New York. Les temps sont durs pour les crypto-monnaies. L’annonce de Goldman Sachs, mercredi 5 septembre, de l’abandon de son projet d’ouvrir un desk de trading spécialisé dans les transactions en crypto-monnaies a fortement perturbé ce marché déjà extrêmement volatile (5). Depuis la publication de la nouvelle, le Bitcoin a perdu environ 10 pour cent de sa valeur pour passer sous la barre des 6500 dollars ; la chute a été encore pire pour l’Ethereum et d’autres monnaies de moindre importance, qui ont dévissé de près de 20 pour cent au cours de la semaine.

Le coup d’arrêt (au moins pour le moment) mis au projet de Goldman Sachs est significatif, dans la mesure où la banque américaine avait été parmi les premières institutions financières traditionnelles à investir dans le Bitcoin : en 2015, elle avait investi 50 millions de dollars dans Circle, une startup de crypto-finance, et elle pratique déjà des échanges de futures en Bitcoin (3). En parallèle, la nouvelle du transfert de près de 111 000 Bitcoins (équivalents à 700 millions de dollars) sur la plateforme du dark web Silk Road pourrait préfigurer une vague massive de vente de crypto-actifs, et donc se révéler encore plus préoccupante pour le marché en tirant les prix à la baisse (4).

C’est justement l’incertitude, rendue manifeste par les fluctuations de prix, qui motive la nécessité de réguler le phénomène en Europe, où l’Union a commencé à se diriger vers une réglementation commune (6). Pour le moment, chaque État membre de l’Union adopte une approche individuelle, dépendant notamment du statut des crypto-monnaies – qui peuvent être être considérées comme des actifs spéculatifs ou bien comme de réelles devises – très variable d’un pays à l’autre. Pourtant, un traitement uniforme du phénomène au sein de l’Union, qui se substituerait aux réglementations nationales et les harmonise, est fondamental : comme le soutient un récent rapport du think tank Bruegel, dans un marché unique de capitaux, des réglementations différentes peuvent être source de problèmes, en particulier dans le cas d’actifs extrêmement liquides comme le sont les crypto-monnaies. De plus, une loi communautaire permettrait de pallier aux dérives spéculatives du marché, et au contraire d’exploiter de façon efficace les atouts de la technologie sous-jacente, la blockchain, qui pourrait accélérer les flux de capitaux au sein du marché unique. Une première discussion sur ce sujet s’est tenue durant la réunion informelle de l’Eurogroupe les 7 et 8 septembre à Vienne (2).
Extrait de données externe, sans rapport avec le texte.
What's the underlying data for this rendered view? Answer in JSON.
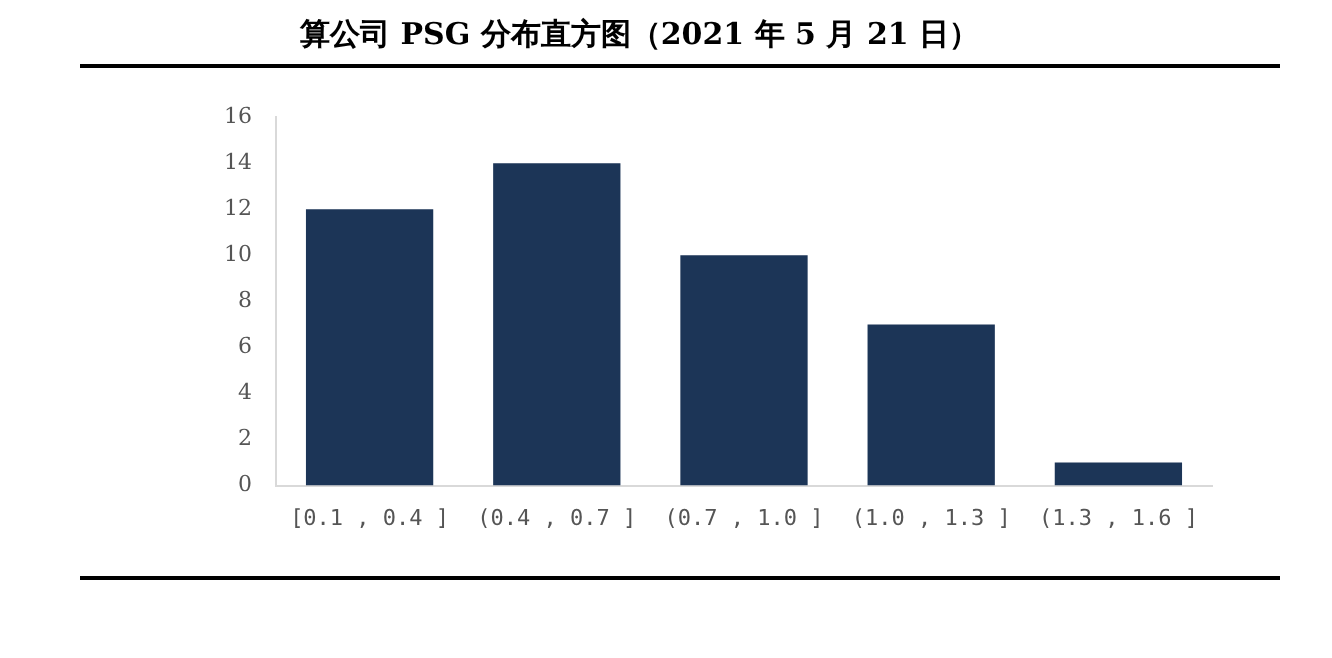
{
  "chart_data": {
    "type": "bar",
    "title": "算公司 PSG 分布直方图（2021 年 5 月 21 日）",
    "categories": [
      "[0.1 , 0.4 ]",
      "(0.4 , 0.7 ]",
      "(0.7 , 1.0 ]",
      "(1.0 , 1.3 ]",
      "(1.3 , 1.6 ]"
    ],
    "values": [
      12,
      14,
      10,
      7,
      1
    ],
    "color": "#1c3557",
    "ylim": [
      0,
      16
    ],
    "yticks": [
      0,
      2,
      4,
      6,
      8,
      10,
      12,
      14,
      16
    ],
    "grid": false,
    "legend": false
  }
}
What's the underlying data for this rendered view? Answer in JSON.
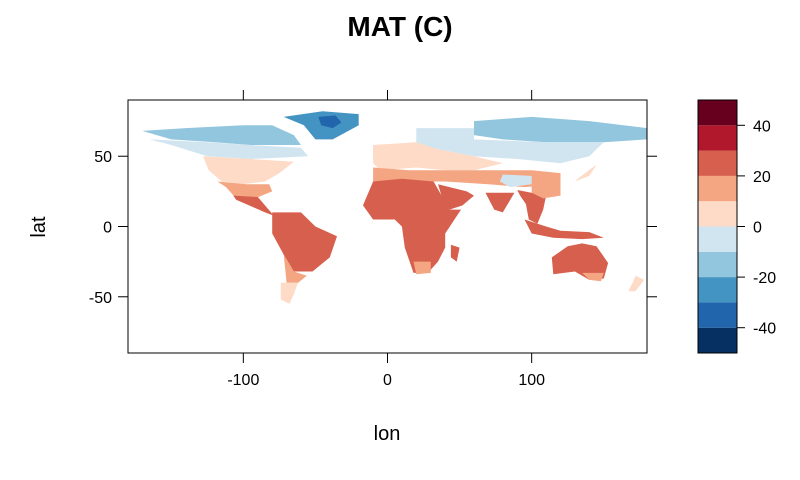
{
  "chart_data": {
    "type": "heatmap",
    "title": "MAT (C)",
    "xlabel": "lon",
    "ylabel": "lat",
    "xlim": [
      -180,
      180
    ],
    "ylim": [
      -90,
      90
    ],
    "x_ticks": [
      -100,
      0,
      100
    ],
    "y_ticks": [
      -50,
      0,
      50
    ],
    "x_tick_labels": [
      "-100",
      "0",
      "100"
    ],
    "y_tick_labels": [
      "-50",
      "0",
      "50"
    ],
    "colorbar": {
      "range": [
        -50,
        50
      ],
      "breaks": [
        -50,
        -40,
        -30,
        -20,
        -10,
        0,
        10,
        20,
        30,
        40,
        50
      ],
      "colors": [
        "#053061",
        "#2166ac",
        "#4393c3",
        "#92c5de",
        "#d1e5f0",
        "#fddbc7",
        "#f4a582",
        "#d6604d",
        "#b2182b",
        "#67001f"
      ],
      "tick_values": [
        -40,
        -20,
        0,
        20,
        40
      ],
      "tick_labels": [
        "-40",
        "-20",
        "0",
        "20",
        "40"
      ],
      "position": "right"
    },
    "land_regions": [
      {
        "name": "north-america-arctic",
        "color": "#92c5de",
        "points": [
          [
            -170,
            68
          ],
          [
            -140,
            70
          ],
          [
            -100,
            72
          ],
          [
            -80,
            72
          ],
          [
            -65,
            65
          ],
          [
            -60,
            58
          ],
          [
            -95,
            58
          ],
          [
            -120,
            60
          ],
          [
            -150,
            62
          ]
        ]
      },
      {
        "name": "north-america-boreal",
        "color": "#d1e5f0",
        "points": [
          [
            -165,
            62
          ],
          [
            -125,
            60
          ],
          [
            -95,
            58
          ],
          [
            -60,
            56
          ],
          [
            -55,
            50
          ],
          [
            -95,
            48
          ],
          [
            -125,
            50
          ],
          [
            -150,
            58
          ]
        ]
      },
      {
        "name": "north-america-temperate",
        "color": "#fddbc7",
        "points": [
          [
            -128,
            50
          ],
          [
            -95,
            48
          ],
          [
            -65,
            46
          ],
          [
            -75,
            38
          ],
          [
            -85,
            32
          ],
          [
            -100,
            30
          ],
          [
            -115,
            32
          ],
          [
            -124,
            40
          ]
        ]
      },
      {
        "name": "north-america-south",
        "color": "#f4a582",
        "points": [
          [
            -118,
            32
          ],
          [
            -98,
            30
          ],
          [
            -82,
            30
          ],
          [
            -80,
            25
          ],
          [
            -92,
            20
          ],
          [
            -105,
            20
          ],
          [
            -112,
            28
          ]
        ]
      },
      {
        "name": "central-america",
        "color": "#d6604d",
        "points": [
          [
            -107,
            22
          ],
          [
            -90,
            21
          ],
          [
            -85,
            15
          ],
          [
            -80,
            9
          ],
          [
            -77,
            7
          ],
          [
            -85,
            10
          ],
          [
            -96,
            15
          ],
          [
            -105,
            19
          ]
        ]
      },
      {
        "name": "greenland-coast",
        "color": "#4393c3",
        "points": [
          [
            -72,
            78
          ],
          [
            -45,
            82
          ],
          [
            -20,
            80
          ],
          [
            -20,
            72
          ],
          [
            -38,
            62
          ],
          [
            -50,
            62
          ],
          [
            -58,
            72
          ]
        ]
      },
      {
        "name": "greenland-ice",
        "color": "#2166ac",
        "points": [
          [
            -48,
            78
          ],
          [
            -36,
            79
          ],
          [
            -32,
            74
          ],
          [
            -38,
            70
          ],
          [
            -46,
            72
          ]
        ]
      },
      {
        "name": "south-america-north",
        "color": "#d6604d",
        "points": [
          [
            -80,
            10
          ],
          [
            -60,
            10
          ],
          [
            -50,
            0
          ],
          [
            -35,
            -7
          ],
          [
            -40,
            -22
          ],
          [
            -52,
            -32
          ],
          [
            -65,
            -32
          ],
          [
            -72,
            -20
          ],
          [
            -80,
            -5
          ]
        ]
      },
      {
        "name": "south-america-south",
        "color": "#f4a582",
        "points": [
          [
            -72,
            -20
          ],
          [
            -65,
            -32
          ],
          [
            -56,
            -35
          ],
          [
            -62,
            -40
          ],
          [
            -70,
            -40
          ]
        ]
      },
      {
        "name": "patagonia",
        "color": "#fddbc7",
        "points": [
          [
            -74,
            -40
          ],
          [
            -62,
            -40
          ],
          [
            -65,
            -48
          ],
          [
            -68,
            -55
          ],
          [
            -74,
            -52
          ]
        ]
      },
      {
        "name": "eurasia-arctic",
        "color": "#92c5de",
        "points": [
          [
            60,
            75
          ],
          [
            100,
            78
          ],
          [
            140,
            75
          ],
          [
            180,
            70
          ],
          [
            180,
            62
          ],
          [
            150,
            60
          ],
          [
            110,
            60
          ],
          [
            80,
            62
          ],
          [
            60,
            65
          ]
        ]
      },
      {
        "name": "eurasia-boreal",
        "color": "#d1e5f0",
        "points": [
          [
            20,
            70
          ],
          [
            60,
            70
          ],
          [
            60,
            62
          ],
          [
            110,
            60
          ],
          [
            150,
            60
          ],
          [
            140,
            50
          ],
          [
            120,
            45
          ],
          [
            90,
            48
          ],
          [
            60,
            50
          ],
          [
            35,
            55
          ],
          [
            20,
            58
          ]
        ]
      },
      {
        "name": "europe-temperate",
        "color": "#fddbc7",
        "points": [
          [
            -10,
            58
          ],
          [
            20,
            60
          ],
          [
            35,
            55
          ],
          [
            60,
            50
          ],
          [
            80,
            45
          ],
          [
            60,
            40
          ],
          [
            40,
            40
          ],
          [
            20,
            42
          ],
          [
            -5,
            40
          ],
          [
            -10,
            45
          ]
        ]
      },
      {
        "name": "mediterranean-central-asia",
        "color": "#f4a582",
        "points": [
          [
            -10,
            42
          ],
          [
            15,
            40
          ],
          [
            40,
            40
          ],
          [
            60,
            40
          ],
          [
            100,
            40
          ],
          [
            120,
            38
          ],
          [
            120,
            30
          ],
          [
            95,
            28
          ],
          [
            70,
            30
          ],
          [
            40,
            32
          ],
          [
            20,
            32
          ],
          [
            -10,
            32
          ]
        ]
      },
      {
        "name": "tibet",
        "color": "#d1e5f0",
        "points": [
          [
            80,
            37
          ],
          [
            100,
            36
          ],
          [
            100,
            30
          ],
          [
            85,
            28
          ],
          [
            78,
            32
          ]
        ]
      },
      {
        "name": "africa",
        "color": "#d6604d",
        "points": [
          [
            -17,
            15
          ],
          [
            -10,
            32
          ],
          [
            10,
            34
          ],
          [
            32,
            32
          ],
          [
            43,
            12
          ],
          [
            51,
            12
          ],
          [
            40,
            -5
          ],
          [
            40,
            -15
          ],
          [
            35,
            -25
          ],
          [
            28,
            -33
          ],
          [
            18,
            -33
          ],
          [
            12,
            -15
          ],
          [
            10,
            0
          ],
          [
            5,
            5
          ],
          [
            -10,
            5
          ]
        ]
      },
      {
        "name": "africa-south",
        "color": "#f4a582",
        "points": [
          [
            18,
            -25
          ],
          [
            30,
            -25
          ],
          [
            30,
            -33
          ],
          [
            20,
            -34
          ]
        ]
      },
      {
        "name": "arabia",
        "color": "#d6604d",
        "points": [
          [
            35,
            30
          ],
          [
            55,
            25
          ],
          [
            60,
            22
          ],
          [
            52,
            15
          ],
          [
            43,
            12
          ],
          [
            38,
            20
          ]
        ]
      },
      {
        "name": "madagascar",
        "color": "#d6604d",
        "points": [
          [
            44,
            -13
          ],
          [
            50,
            -15
          ],
          [
            48,
            -25
          ],
          [
            44,
            -22
          ]
        ]
      },
      {
        "name": "india",
        "color": "#d6604d",
        "points": [
          [
            68,
            24
          ],
          [
            88,
            24
          ],
          [
            80,
            10
          ],
          [
            74,
            12
          ],
          [
            70,
            20
          ]
        ]
      },
      {
        "name": "southeast-asia",
        "color": "#d6604d",
        "points": [
          [
            90,
            26
          ],
          [
            110,
            22
          ],
          [
            108,
            12
          ],
          [
            104,
            2
          ],
          [
            98,
            5
          ],
          [
            96,
            16
          ],
          [
            92,
            22
          ]
        ]
      },
      {
        "name": "south-china",
        "color": "#f4a582",
        "points": [
          [
            100,
            30
          ],
          [
            120,
            30
          ],
          [
            120,
            22
          ],
          [
            108,
            20
          ],
          [
            100,
            24
          ]
        ]
      },
      {
        "name": "indonesia",
        "color": "#d6604d",
        "points": [
          [
            95,
            5
          ],
          [
            110,
            0
          ],
          [
            120,
            -3
          ],
          [
            140,
            -4
          ],
          [
            150,
            -8
          ],
          [
            135,
            -9
          ],
          [
            115,
            -8
          ],
          [
            100,
            -5
          ]
        ]
      },
      {
        "name": "japan",
        "color": "#fddbc7",
        "points": [
          [
            130,
            32
          ],
          [
            140,
            36
          ],
          [
            145,
            44
          ],
          [
            141,
            41
          ],
          [
            132,
            34
          ]
        ]
      },
      {
        "name": "australia",
        "color": "#d6604d",
        "points": [
          [
            114,
            -22
          ],
          [
            125,
            -14
          ],
          [
            135,
            -12
          ],
          [
            145,
            -14
          ],
          [
            153,
            -26
          ],
          [
            150,
            -37
          ],
          [
            140,
            -38
          ],
          [
            130,
            -32
          ],
          [
            115,
            -34
          ]
        ]
      },
      {
        "name": "australia-south",
        "color": "#f4a582",
        "points": [
          [
            135,
            -33
          ],
          [
            150,
            -33
          ],
          [
            148,
            -39
          ],
          [
            140,
            -38
          ]
        ]
      },
      {
        "name": "new-zealand",
        "color": "#fddbc7",
        "points": [
          [
            172,
            -35
          ],
          [
            178,
            -38
          ],
          [
            172,
            -46
          ],
          [
            167,
            -46
          ],
          [
            170,
            -40
          ]
        ]
      }
    ]
  }
}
Pour le moment, cette potentielle future législation génère surtout des appréhensions sur le marché. Pourtant, pour le Bitcoin et ses pairs, la voie vers un fonctionnement officiel passe nécessairement par des règles plus claires et plus précises, qui en minimisent les risques tout en tirant partie de leurs avantages.

Sources :

  1. DEMERTZIS Maria, WOLFF Gunthram B., The economic potential and risks of crypto assets : is a regulatory framework needed ?, Bruegel, septembre 2018.
  2. Presidenza Austriaca dell’Unione Europea, Eurogroup meeting / Informal meeting of economic and financial affairs ministers, 7-8 septembre 2018.
  3. SCHROEDER Stan, Bitcoin startup Circle raises $50 million from Goldman Sachs and IDG, Mashable, 30 avril 2015.
  4. SCHROEDER Stan, Crypto market is crashing hard, here’s why, Mashable, 6 septembre 2018.
  5. SHEETZ Michael, ROONEY Kate, Bitcoin falls after Goldman reportedly drops crypto trading plans, CNBC, 5 septembre.
  6. WEBER Alexander, GROENDAHL Boris, The EU is taking another look at regulating crypto, Bloomberg, 29 août 2018.